An Essential Worker, Essentially Out of Options

Amanda Hebert
Credit Casey McDermott, NHPR
Amanda Hebert

Amanda Hebert grew up in the Mount Washington Valley, and she really wants to be able to stay here, close to her parents and her job at a local grocery store — but that seems more and more out of reach, each day. 

Her last place fell through in February. She’s been looking for a permanent place for her and her daughter since then, but she keeps coming up short. She figures she can afford up to $950 a month for a two-bedroom apartment, but she says a lot of places are too expensive. 

“They want an outrageous amount of money for a one-bedroom apartment,” she says. “Or they want to do a credit check, and not everybody has any kind of credit score.”

For her, finding an apartment in the Conway area is about more than staying close to home. It’s about knowing she won’t have to eat up time or gas money on a long commute. And she wants to ensure her daughter, who she’s raising on her own, will have a more stable childhood. 

“I want to know that she's going to be in the same school for a good amount of time and not have to be bounced around and making new friends and being picked on because she's always the new kid,” Hebert says. “I want to know that she will always have a roof over her head and a pillow under it, in just one spot where she can be comfortable.”

For the last few months, Hebert and her daughter stayed a vacation chalet owned by a client of her mom’s cleaning business. But that was stressful because they could be asked to leave at any time. For the next few months, Hebert and her daughter will live in a camper, hoping they can find something else before the weather gets cold. 

“We have this valley that keeps building new hotels and restaurants and all these beautiful places for people to come up and visit,” she says “But nobody’s here to work and take care of them, because you have to travel for hours to find a place to live.”

A Family That's Sacrificing Stability to Survive

Holly and Jason Fougere
Credit Casey McDermott, NHPR
Holly and Jason Fougere

Jason and Holly Fougere and their two young sons were forced to move twice since 2018.
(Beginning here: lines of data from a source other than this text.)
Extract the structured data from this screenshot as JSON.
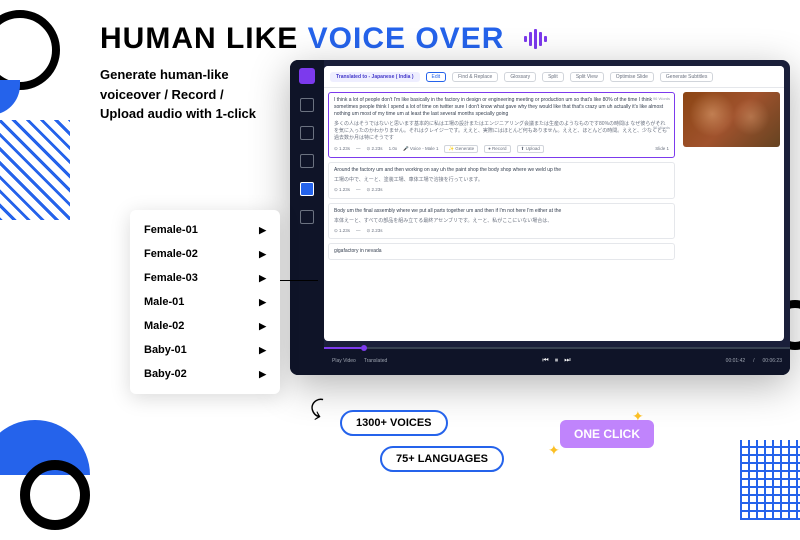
{
  "headline": {
    "part1": "HUMAN LIKE ",
    "part2": "VOICE OVER"
  },
  "subhead": "Generate human-like\nvoiceover / Record /\nUpload audio with 1-click",
  "voices": [
    {
      "name": "Female-01"
    },
    {
      "name": "Female-02"
    },
    {
      "name": "Female-03"
    },
    {
      "name": "Male-01"
    },
    {
      "name": "Male-02"
    },
    {
      "name": "Baby-01"
    },
    {
      "name": "Baby-02"
    }
  ],
  "topbar": {
    "translated_to": "Translated to - Japanese ( India )",
    "edit": "Edit",
    "find_replace": "Find & Replace",
    "glossary": "Glossary",
    "split": "Split",
    "split_view": "Split View",
    "optimize": "Optimise Slide",
    "subtitles": "Generate Subtitles"
  },
  "segments": [
    {
      "en": "I think a lot of people don't I'm like basically in the factory in design or engineering meeting or production um so that's like 80% of the time I think sometimes people think I spend a lot of time on twitter sure I don't know what gave why they would like that that's crazy um uh actually it's like almost nothing um most of my time um at least the last several months specially going",
      "jp": "多くの人はそうではないと思います基本的に私は工場の設計またはエンジニアリング会議または生産のようなものです80%の時間は なぜ彼らがそれを気に入ったのかわかりません。それはクレイジーです。ええと、実際にはほとんど何もありません。ええと、ほとんどの時間。ええと、少なくとも過去数か月は特にそうです",
      "t1": "1.23s",
      "t2": "2.23s",
      "speed": "1.0x",
      "voice": "Voice - Male 1",
      "gen": "Generate",
      "rec": "Record",
      "up": "Upload",
      "wc1": "96 Words",
      "wc2": "96 Words",
      "slide": "Slide 1"
    },
    {
      "en": "Around the factory um and then working on say uh the paint shop the body shop where we weld up the",
      "jp": "工場の中で、えーと、塗装工場、車体工場で溶接を行っています。",
      "t1": "1.23s",
      "t2": "2.23s"
    },
    {
      "en": "Body um the final assembly where we put all parts together um and then if I'm not here I'm either at the",
      "jp": "本体えーと、すべての部品を組み立てる最終アセンブリです。えーと、私がここにいない場合は、",
      "t1": "1.23s",
      "t2": "2.23s"
    },
    {
      "en": "gigafactory in nevada",
      "jp": "",
      "t1": "",
      "t2": ""
    }
  ],
  "player": {
    "play_video": "Play Video",
    "translated": "Translated",
    "current": "00:01:42",
    "total": "00:06:23"
  },
  "badges": {
    "voices": "1300+ VOICES",
    "langs": "75+ LANGUAGES",
    "oneclick": "ONE CLICK"
  }
}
First, their rented condo was put up for sale, and they couldn’t buy it. They downsized to a smaller apartment, because it was all they could find.

“We lost about 40 percent of our stuff, you know, we weren’t prepared for that journey,” Jason says. “All the baby shoes, baby clothes, the memories we put together.”

Then, earlier this year, they received notice that their apartment — which used to be a vacation rental — was turning back into one. Now, they’re in an even smaller apartment, but they’re grateful to have at least something to fall back on.

Before each move, the Fougeres expected these homes to remain theirs for the long-term. But Jason says he doesn’t blame their previous landlords for making what seemed like sound economic decisions, whether to sell a condo in a hot real estate market or to make room for more tourists.

“The sacrifice on our part is that we have to be sort of nomadic to be able to survive right now in the valley,” he says.

The family considered themselves model tenants, which is part of why their recent housing instability has caught them off-guard. Jason has worked in management in the service industry and retail, and Holly is a teacher at the local high school.

“I think that's the hardest part, just not knowing when you're going to be kicked out,” Holly says. “And then knowing that there's no rentals is a scary, scary thing.”

Even scarier? Realizing how big a problem this is for other families who also have stable, steady jobs.

“When we found out we were being kicked out, there were three other teachers just in the high school who were in the same exact situation,” Holly says.